How could they? TMX is (sigh) an oil pipeline. And the Trudeau government acts like there’s an
omertà on that word: oil. In the Liberal style guide, it’s a four-letter word. Ministers and the PM try to avoid using it in polite company. Like other swear words, it only comes out under duress.
But under the duress of U.S. President Donald Trump’s threats, oil is suddenly being talked about, loudly and often. We are being forced to see things as they are, and to call them by their names.
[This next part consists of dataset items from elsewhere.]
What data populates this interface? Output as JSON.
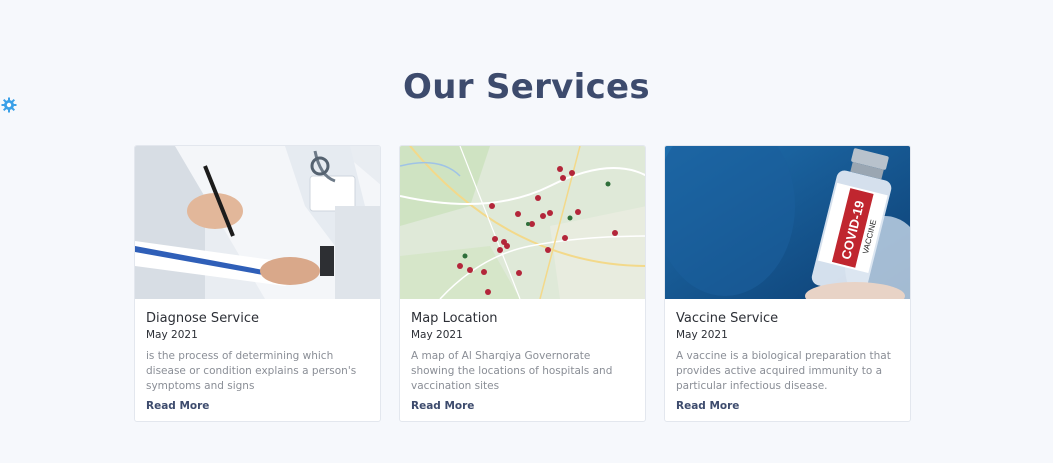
{
  "header": {
    "title": "Our Services"
  },
  "settings": {
    "icon": "gear-icon",
    "color": "#3aa0e8"
  },
  "cards": [
    {
      "image": "doctor-writing-image",
      "title": "Diagnose Service",
      "date": "May 2021",
      "description": "is the process of determining which disease or condition explains a person's symptoms and signs",
      "link": "Read More"
    },
    {
      "image": "map-image",
      "title": "Map Location",
      "date": "May 2021",
      "description": "A map of Al Sharqiya Governorate showing the locations of hospitals and vaccination sites",
      "link": "Read More"
    },
    {
      "image": "vaccine-vial-image",
      "title": "Vaccine Service",
      "date": "May 2021",
      "description": "A vaccine is a biological preparation that provides active acquired immunity to a particular infectious disease.",
      "link": "Read More",
      "image_text": "COVID-19 VACCINE"
    }
  ],
  "colors": {
    "title": "#3d4b6d",
    "background": "#f6f8fc"
  }
}
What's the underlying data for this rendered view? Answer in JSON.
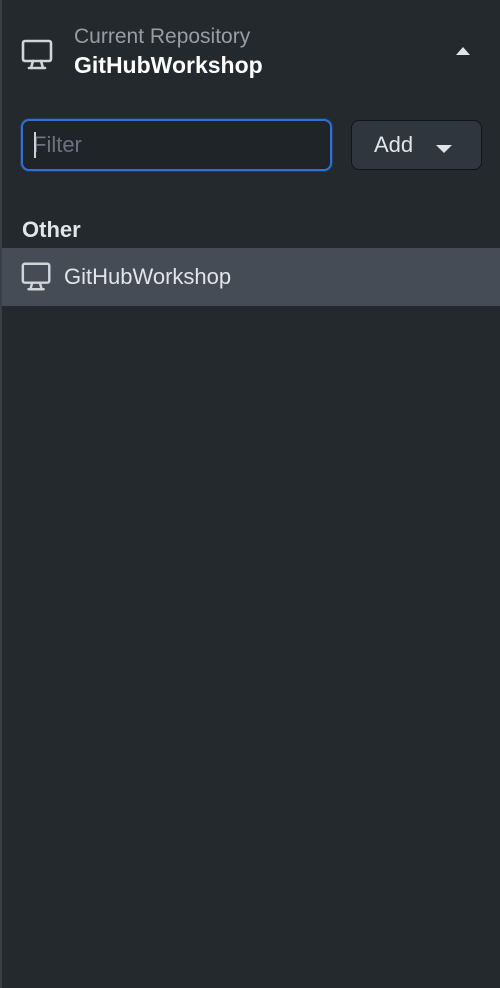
{
  "header": {
    "label": "Current Repository",
    "repo_name": "GitHubWorkshop",
    "repo_icon": "desktop-computer-icon",
    "toggle_icon": "triangle-up-icon"
  },
  "filter": {
    "placeholder": "Filter",
    "value": ""
  },
  "add_button": {
    "label": "Add",
    "icon": "triangle-down-icon"
  },
  "sections": [
    {
      "title": "Other",
      "items": [
        {
          "label": "GitHubWorkshop",
          "icon": "desktop-computer-icon",
          "selected": true
        }
      ]
    }
  ],
  "colors": {
    "background": "#24292e",
    "selected_row": "#454c56",
    "focus_ring": "#2f6fd6",
    "button_bg": "#2f363d"
  }
}
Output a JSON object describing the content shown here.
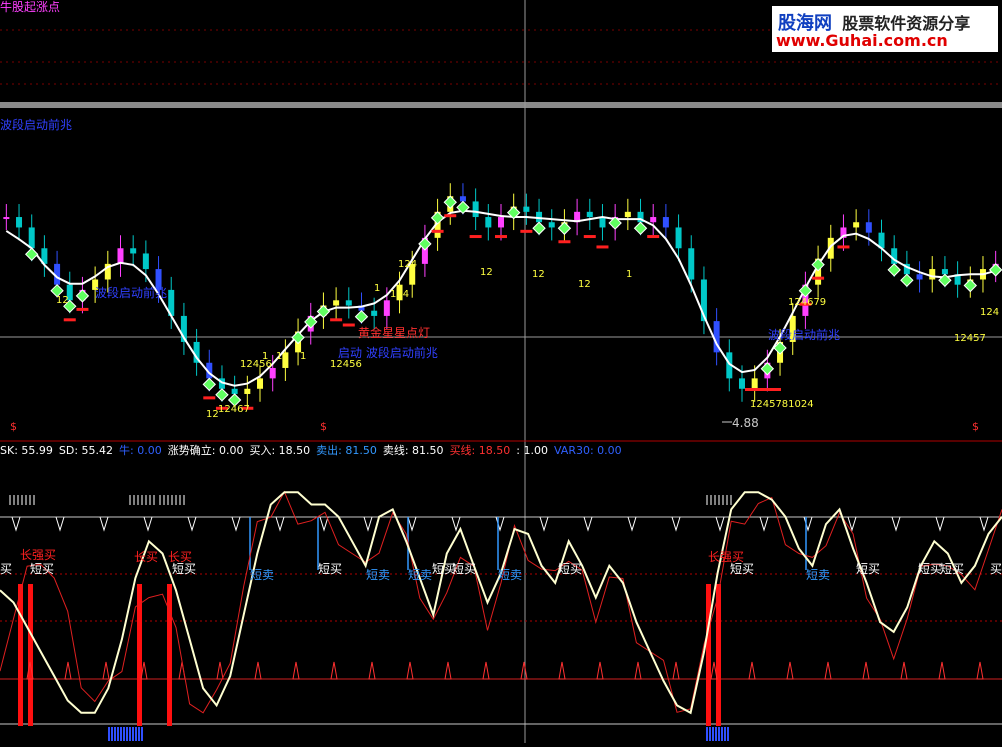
{
  "title": "牛股起涨点",
  "watermark": {
    "brand": "股海网",
    "slogan": "股票软件资源分享",
    "url": "www.Guhai.com.cn"
  },
  "upper_labels": {
    "signal_text": "波段启动前兆",
    "gold_star": "黄金星星点灯",
    "wave_start": "启动 波段启动前兆",
    "low_price": "4.88",
    "num_tags": [
      "12",
      "12467",
      "12456",
      "1",
      "1",
      "1",
      "124",
      "12456",
      "1",
      "12",
      "124",
      "12",
      "12",
      "12",
      "1",
      "124679",
      "12457",
      "124",
      "1245781024"
    ]
  },
  "indicator_bar": {
    "items": [
      {
        "label": "SK: 55.99",
        "color": "#ffffff"
      },
      {
        "label": "SD: 55.42",
        "color": "#ffffff"
      },
      {
        "label": "牛: 0.00",
        "color": "#3060ff"
      },
      {
        "label": "涨势确立: 0.00",
        "color": "#ffffff"
      },
      {
        "label": "买入: 18.50",
        "color": "#ffffff"
      },
      {
        "label": "卖出: 81.50",
        "color": "#3399ff"
      },
      {
        "label": "卖线: 81.50",
        "color": "#ffffff"
      },
      {
        "label": "买线: 18.50",
        "color": "#ff3030"
      },
      {
        "label": ": 1.00",
        "color": "#ffffff"
      },
      {
        "label": "VAR30: 0.00",
        "color": "#3060ff"
      }
    ]
  },
  "lower_labels": {
    "long_buy": "长买",
    "long_strong_buy": "长强买",
    "short_buy": "短买",
    "short_sell": "短卖",
    "buy_partial": "买"
  },
  "chart_data": [
    {
      "type": "candlestick",
      "title": "牛股起涨点",
      "annotations": [
        "波段启动前兆",
        "黄金星星点灯",
        "4.88"
      ],
      "min_price_label": 4.88,
      "close_series": [
        8.2,
        8.0,
        7.6,
        7.3,
        6.9,
        6.6,
        6.8,
        7.0,
        7.3,
        7.6,
        7.5,
        7.2,
        6.8,
        6.3,
        5.8,
        5.4,
        5.1,
        4.9,
        4.8,
        4.9,
        5.1,
        5.3,
        5.6,
        6.0,
        6.3,
        6.5,
        6.6,
        6.5,
        6.4,
        6.3,
        6.6,
        6.9,
        7.3,
        7.8,
        8.3,
        8.6,
        8.5,
        8.2,
        8.0,
        8.2,
        8.4,
        8.3,
        8.1,
        8.0,
        8.1,
        8.3,
        8.2,
        8.0,
        8.2,
        8.3,
        8.1,
        8.2,
        8.0,
        7.6,
        7.0,
        6.2,
        5.6,
        5.1,
        4.9,
        5.1,
        5.4,
        5.8,
        6.3,
        6.9,
        7.4,
        7.8,
        8.0,
        8.1,
        7.9,
        7.6,
        7.3,
        7.1,
        7.0,
        7.2,
        7.1,
        6.9,
        7.0,
        7.2,
        7.3
      ]
    },
    {
      "type": "line",
      "series": [
        {
          "name": "SK",
          "values": [
            30,
            45,
            60,
            72,
            60,
            40,
            20,
            8,
            10,
            25,
            45,
            60,
            55,
            35,
            15,
            5,
            8,
            30,
            55,
            75,
            88,
            92,
            90,
            85,
            82,
            80,
            70,
            60,
            75,
            85,
            70,
            55,
            40,
            62,
            70,
            60,
            45,
            58,
            75,
            72,
            62,
            55,
            70,
            60,
            50,
            62,
            55,
            40,
            30,
            20,
            10,
            5,
            25,
            55,
            80,
            90,
            92,
            88,
            80,
            70,
            62,
            78,
            85,
            70,
            55,
            40,
            35,
            45,
            60,
            72,
            65,
            55,
            60,
            70,
            80
          ]
        },
        {
          "name": "SD",
          "values": [
            55,
            50,
            40,
            30,
            20,
            10,
            5,
            5,
            15,
            35,
            60,
            75,
            70,
            55,
            35,
            15,
            8,
            20,
            45,
            70,
            90,
            95,
            95,
            90,
            90,
            85,
            75,
            65,
            85,
            88,
            75,
            60,
            45,
            70,
            80,
            65,
            50,
            62,
            80,
            78,
            65,
            58,
            75,
            65,
            52,
            65,
            58,
            42,
            30,
            18,
            8,
            5,
            30,
            62,
            88,
            95,
            95,
            92,
            85,
            72,
            65,
            82,
            88,
            72,
            58,
            42,
            38,
            48,
            65,
            75,
            70,
            58,
            65,
            78,
            85
          ]
        }
      ],
      "ylim": [
        0,
        100
      ],
      "levels": {
        "buy_line": 18.5,
        "sell_line": 81.5
      },
      "signals": [
        "长买",
        "长强买",
        "短买",
        "短卖"
      ]
    }
  ]
}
Canada is not an “energy superpower” that exports lots of “energy” – these being the Trudeau government’s preferred euphemisms. We produce and export massive amounts of oil. We are on oil superpower. Oil, oil, oil.
We’re the world’s
fourth-largest producer of oil, out-pumping every country in the Middle East save Saudi Arabia. Canada is also the world’s fifth largest producer of natural gas, ahead of all in the Mideast except Iran.
In 2023, Canada exported
$192-billion worth of “energy” – $4-billion of electricity and $134-billion of crude oil and bitumen, plus another $54-billion worth of natural gas, coal and refined oil.